The changes made to the academic enrichment program attempt to fix a problem that isn’t there.

This policy was approved by the district on October 13, 2015, and will be in effect starting June 16, 2016. This will take away the grade bump from introductory courses, aiming to get rid of the incentives around classes with AP counterparts and promote students to take higher level courses which build on content from introductory/AP courses.

While the district will succeed in lessening the appeal of introductory courses, this filter could jeopardize significant enrollment in academic enrichment – a missed opportunity for the district.

Competitive students with over a 4.0 wouldn’t take classes which would needlessly lessen their GPA with weighted equivalents at high school.
However, while students likely won’t take the classes because of the negative effect on their GPA, the bump was only one reason students used the program.

For one, the classes are a smart investment for college-bound students. Academic enrichment offers the same transferable credits as those from AP tests and cheaper alternatives to general education counterparts at four-year universities.

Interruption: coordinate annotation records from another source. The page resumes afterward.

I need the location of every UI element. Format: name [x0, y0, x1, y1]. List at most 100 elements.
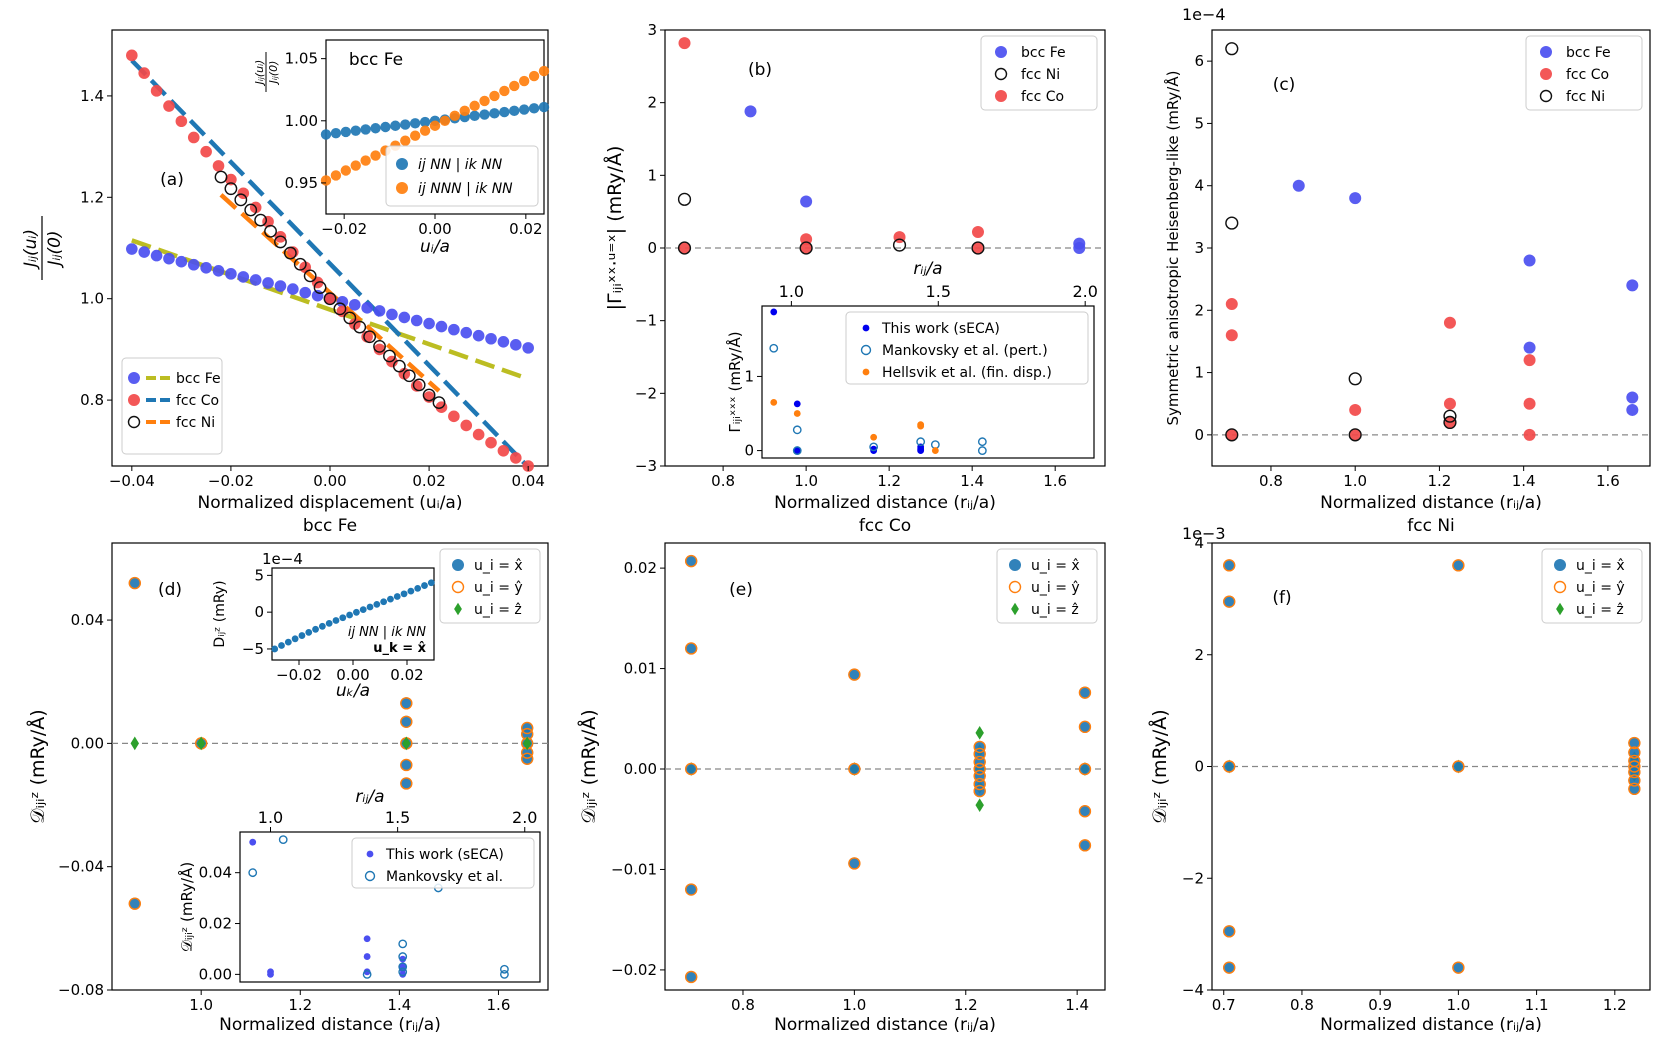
data-point: [1223, 559, 1236, 572]
data-point: [348, 298, 361, 311]
x-axis-label: Normalized distance (rᵢⱼ/a): [774, 1015, 996, 1035]
legend-label: u_i = ẑ: [1031, 602, 1079, 618]
data-point: [1443, 397, 1456, 410]
data-point: [1078, 805, 1091, 818]
inset-data-point: [362, 969, 372, 979]
data-point: [1223, 595, 1236, 608]
data-point: [264, 224, 277, 238]
inset-data-point: [500, 969, 509, 979]
data-point: [1078, 686, 1091, 699]
inset-data-point: [363, 953, 371, 960]
y-axis-label: |Γᵢⱼᵢˣˣ·ᵘ⁼ˣ| (mRy/Å): [603, 146, 626, 311]
y-axis-text: 𝒟ᵢⱼᵢᶻ (mRy/Å): [1148, 709, 1171, 823]
legend-marker: [127, 415, 141, 429]
inset-data-point: [518, 75, 530, 87]
inset-data-point: [393, 593, 401, 600]
inset-x-tick-label: 1.5: [926, 282, 951, 301]
inset-data-point: [770, 398, 778, 406]
data-point: [1523, 397, 1536, 410]
data-point: [684, 762, 698, 776]
data-point: [1523, 254, 1536, 267]
y-tick-label: 4: [1194, 177, 1204, 195]
data-point: [163, 100, 175, 112]
data-point: [363, 330, 377, 344]
inset-data-point: [249, 838, 257, 846]
y-tick-label: 0.01: [624, 660, 657, 678]
data-point: [398, 311, 411, 324]
data-point: [1292, 179, 1305, 192]
x-tick-label: 1.2: [288, 996, 312, 1014]
data-point: [472, 428, 485, 441]
panel-e: 0.8 1.0 1.2 1.4 −0.02 −0.01 0.00 0.01 0.02 fcc Co…: [577, 516, 1106, 1035]
data-point: [1452, 961, 1465, 974]
data-point: [973, 755, 986, 769]
inset-legend-label: ij NNN | ik NN: [418, 181, 513, 197]
inset-y-tick-label: 0.95: [285, 174, 318, 192]
inset-data-point: [917, 447, 925, 454]
data-point: [848, 762, 861, 776]
inset-data-point: [267, 970, 274, 978]
data-point: [283, 246, 297, 260]
legend-marker: [1540, 46, 1552, 58]
data-point: [848, 763, 861, 776]
x-axis-label: Normalized distance (rᵢⱼ/a): [1320, 1015, 1542, 1035]
data-point: [343, 311, 357, 325]
legend-label: u_i = ŷ: [474, 580, 523, 596]
data-point: [432, 396, 446, 410]
inset-data-point: [499, 85, 510, 97]
inset-top-frame: [271, 567, 435, 661]
inset-data-point: [339, 614, 347, 622]
inset-data-point: [278, 642, 285, 649]
inset-x-tick-label: 0.02: [509, 220, 542, 238]
y-tick-label: −1: [635, 312, 657, 330]
data-point: [1225, 42, 1239, 56]
inset-annotation: ij NN | ik NN: [348, 625, 426, 640]
data-point: [677, 192, 692, 206]
legend-marker: [995, 46, 1007, 58]
inset-y-tick-label: 0: [744, 442, 754, 460]
data-point: [892, 238, 907, 252]
data-point: [1628, 737, 1641, 750]
data-point: [200, 261, 212, 274]
legend-box: [845, 311, 1089, 385]
data-point: [677, 241, 692, 255]
data-point: [244, 203, 258, 217]
x-tick-label: 0.00: [313, 472, 346, 490]
data-point: [685, 763, 698, 776]
panel-title: fcc Ni: [1407, 516, 1455, 536]
inset-data-point: [399, 955, 407, 963]
data-point: [150, 85, 163, 97]
inset-data-point: [284, 638, 292, 646]
legend-label: bcc Fe: [176, 371, 221, 387]
inset-y-den: Jᵢⱼ(0): [267, 61, 280, 86]
inset-data-point: [489, 90, 500, 102]
data-point: [1223, 961, 1236, 974]
inset-data-point: [421, 582, 428, 589]
y-axis-label: 𝒟ᵢⱼᵢᶻ (mRy/Å): [26, 709, 49, 823]
inset-data-point: [459, 105, 470, 117]
y-tick-label: 2: [1194, 301, 1204, 319]
inset-x-tick-label: 0.00: [418, 220, 451, 238]
legend-label: u_i = ŷ: [1031, 580, 1080, 596]
data-point: [412, 378, 426, 392]
y-tick-label: 0.02: [624, 559, 657, 577]
inset-data-point: [325, 619, 333, 627]
panel-d: 1.0 1.2 1.4 1.6 −0.08 −0.04 0.00 0.04 bcc Fe Norm…: [26, 516, 549, 1035]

A typical GE course at a UC or community college provides three units. At Sierra College units are $46 – $225 less than the same at a UC. This opportunity for savings is something the district should be promoting.

Last summer, I took the equivalent of AP US History at Sierra College. Along with the discounted credits, completion allowed me to maintain a strong academic record while guaranteeing two terms of journalism to write this article.

Many other students enrolled in community college classes had similar motives. They were involved in electives at their high school and taking them to free up space for an elective. A student shouldn’t fall behind their classmates for their involvement on campus, and this program previously allowed them to keep up.

This policy comes off like a slap on the wrist for students pursuing opportunities for growth.

While students can still, and a few will, take next level versions of courses, these classes fill no graduation requirements. I wouldn’t expect similar enrollment numbers this year.

The district is misreading the motives for using this program and missing an opportunity for worthwhile expansion, held back by the unaddressed and long-standing lack of adequate financial aid.

There is a form of aid for academic enrichment students, but qualifying students can only receive the Board of Governors Fee Waiver (BOG) which waives the enrollment fee and provides a discount to the parking pass. College students in the same need of financial aid can qualify for a book voucher and receive other tax exemptions that all require a high school diploma or recognized equivalent.

The district should shift their focus and look to open up the program, make it accessible to all students and address the cost deterrent.